To go through the album song by song would almost be systematic cruelty. The disc gets off to a flying stop with the title track, with its simplistic lyrics, its lumbering "When the Levee Breaks" beat, and its endless drone to fade-out. I assume "Big Tall Man" will be the first single, except it's being released a bit too late to be the car-radio, windows-down, spring-breeze anthem it wants to be. Like a couple of other songs here, it's infectious but essentially hollow. "Perfect World" plays like imitation Tori Amos, with lyrics like "No need for Lucifer to fall if he'd only keep his mouth shut." It isn't until track 4, the domestic-abuse tale "Johnny Feelgood," with its harsh lyrics and sharp music to match, that we get an earful of the Liz we know and love. (Apropos of nothing, it's also the only track wherein Phair employs the F-word. The woman who once sang "I'll fuck you till your dick is blue" is minding her language here; this, much unlike Exile, is a CD you can take home to meet your mom.)

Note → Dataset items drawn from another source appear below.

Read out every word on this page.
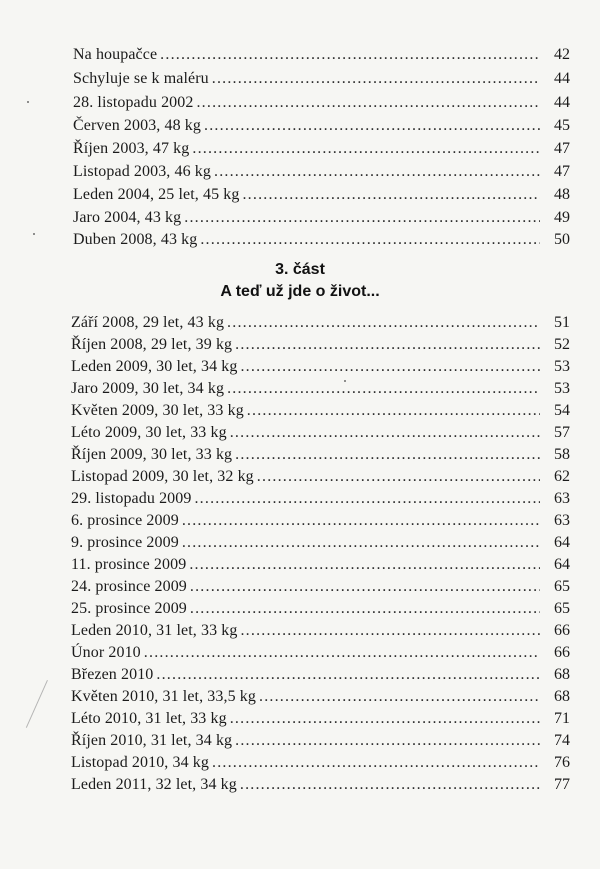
Na houpačce .....	42
Schyluje se k maléru .....	44
28. listopadu 2002 .....	44
Červen 2003, 48 kg .....	45
Říjen 2003, 47 kg .....	47
Listopad 2003, 46 kg .....	47
Leden 2004, 25 let, 45 kg .....	48
Jaro 2004, 43 kg .....	49
Duben 2008, 43 kg .....	50
3. část
A teď už jde o život...
Září 2008, 29 let, 43 kg .....	51
Říjen 2008, 29 let, 39 kg .....	52
Leden 2009, 30 let, 34 kg .....	53
Jaro 2009, 30 let, 34 kg .....	53
Květen 2009, 30 let, 33 kg .....	54
Léto 2009, 30 let, 33 kg .....	57
Říjen 2009, 30 let, 33 kg .....	58
Listopad 2009, 30 let, 32 kg .....	62
29. listopadu 2009 .....	63
6. prosince 2009 .....	63
9. prosince 2009 .....	64
11. prosince 2009 .....	64
24. prosince 2009 .....	65
25. prosince 2009 .....	65
Leden 2010, 31 let, 33 kg .....	66
Únor 2010 .....	66
Březen 2010 .....	68
Květen 2010, 31 let, 33,5 kg .....	68
Léto 2010, 31 let, 33 kg .....	71
Říjen 2010, 31 let, 34 kg .....	74
Listopad 2010, 34 kg .....	76
Leden 2011, 32 let, 34 kg .....	77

The rest of the album is hit and miss. "Polyester Bride" has homey, anecdotal lyrics and a nice, unpretentious melody that didn't need to be sold quite so hard; instead of the catchy acoustic tune it should be, it's pumped up and turned into another "Big Tall Man." "Love Is Nothing" is a potentially cool song about the boring work that goes into a relationship; too bad the arrangement itself is boring. In "Baby Got Going," perhaps the worst thing Phair has ever committed to vinyl, the obnoxious harmonica and other instruments wielded by producer Scott Litt (who has produced REM) drown Phair out almost totally.

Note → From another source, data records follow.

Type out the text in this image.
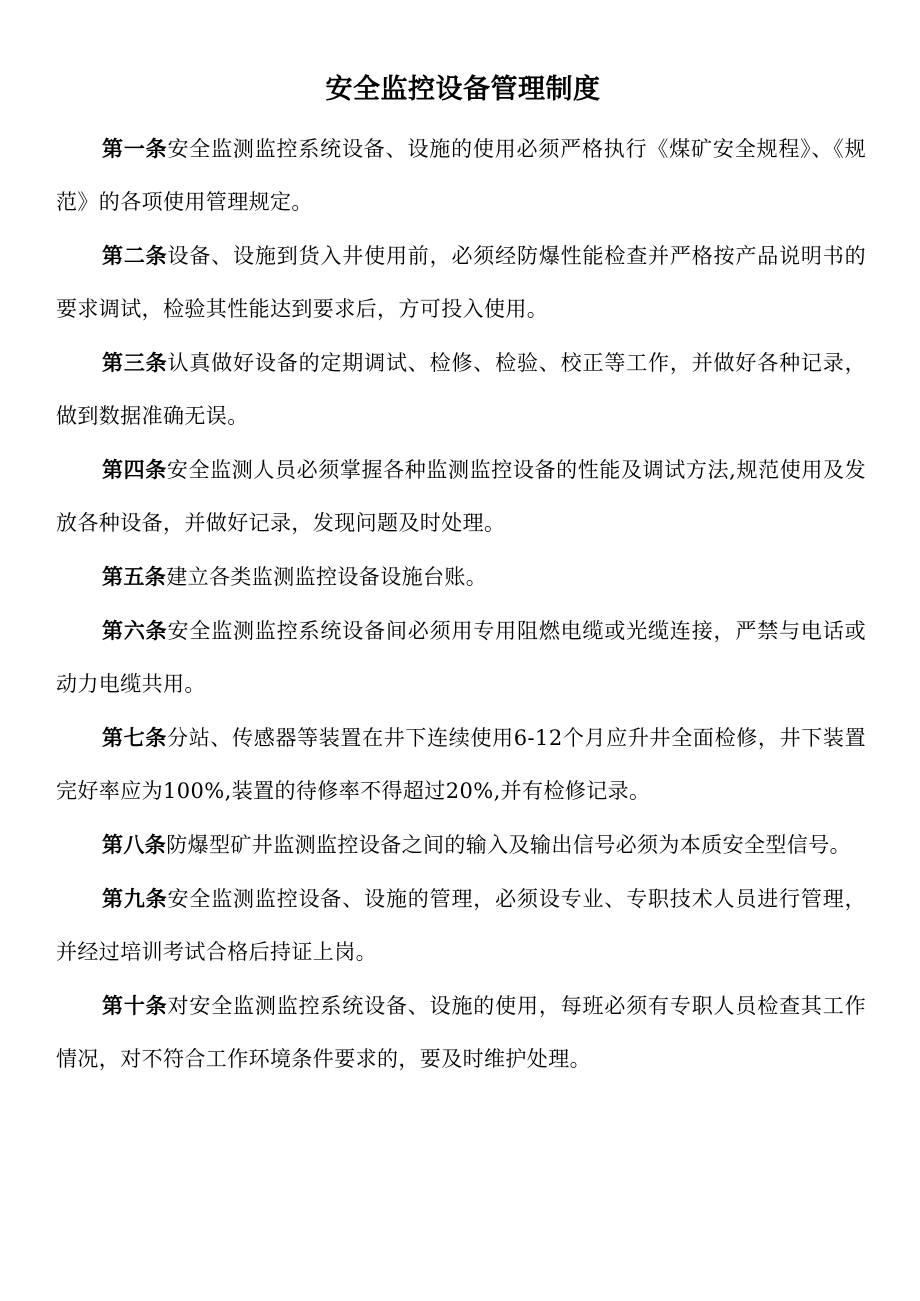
安全监控设备管理制度

第一条安全监测监控系统设备、设施的使用必须严格执行《煤矿安全规程》、《规范》的各项使用管理规定。

第二条设备、设施到货入井使用前，必须经防爆性能检查并严格按产品说明书的要求调试，检验其性能达到要求后，方可投入使用。

第三条认真做好设备的定期调试、检修、检验、校正等工作，并做好各种记录，做到数据准确无误。

第四条安全监测人员必须掌握各种监测监控设备的性能及调试方法,规范使用及发放各种设备，并做好记录，发现问题及时处理。

第五条建立各类监测监控设备设施台账。

第六条安全监测监控系统设备间必须用专用阻燃电缆或光缆连接，严禁与电话或动力电缆共用。

第七条分站、传感器等装置在井下连续使用6-12个月应升井全面检修，井下装置完好率应为100%,装置的待修率不得超过20%,并有检修记录。

第八条防爆型矿井监测监控设备之间的输入及输出信号必须为本质安全型信号。

第九条安全监测监控设备、设施的管理，必须设专业、专职技术人员进行管理，并经过培训考试合格后持证上岗。

第十条对安全监测监控系统设备、设施的使用，每班必须有专职人员检查其工作情况，对不符合工作环境条件要求的，要及时维护处理。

What it boils down to is: The tracks Phair herself produced, like "Big Tall Man" and the amusing "Shitloads of Money," are nice tries; the tracks produced by Brad Wood (who produced her first two albums) are the most successful; the tracks Scott Litt produced, except for the Liz-and-a-guitar finale "Girls' Room," are ten pounds of shit in a five-pound bag. So it's no surprise that the Wood-produced "Johnny Feelgood" and the chilling "Go On Ahead" are the highlights, while the worst -- "Baby Got Going" and the execrable "Headache," the second-worst thing Phair has ever committed to vinyl, with its techno-porno beat -- are the handiwork of Litt, who also invites three REM friends to sit in, rather blandly I thought, on "Fantasize." If I were Phair, I wouldn't ask Litt back for the next go-round. He did good work with REM, but Phair isn't REM. She's herself, and the problem with this disc is that she isn't quite herself.

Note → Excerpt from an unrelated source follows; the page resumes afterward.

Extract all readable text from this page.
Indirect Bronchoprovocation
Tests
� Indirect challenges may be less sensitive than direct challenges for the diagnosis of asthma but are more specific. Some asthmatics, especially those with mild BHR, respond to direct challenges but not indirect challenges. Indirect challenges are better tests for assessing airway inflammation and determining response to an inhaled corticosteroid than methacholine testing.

A few years ago, Courtney Love dissed Phair in an interview: "She reminds me of a potato." I thought that was a mean remark then (when all Love had to go on was the un-potato-like Exile), and I think it's a mean remark now. But there's definitely something of the potato about whitechocolatespaceegg. These songs have been mashed and baked and buttered within an inch of their lives, and the whole album sounds as though it's been sitting around for so long it's started to grow eyes. Personally, Phair took a long sabbatical to get married and have a child; musically, since Whip-Smart, she's kept her hand in with uninspired contributions to soundtracks or compilations. (My heart sank when I heard her cover of the Banana Splits theme song.) The new disc is her comeback, and we've missed her, and this might explain why some critics have been kind to it. To do so is to insult an artist capable of far better.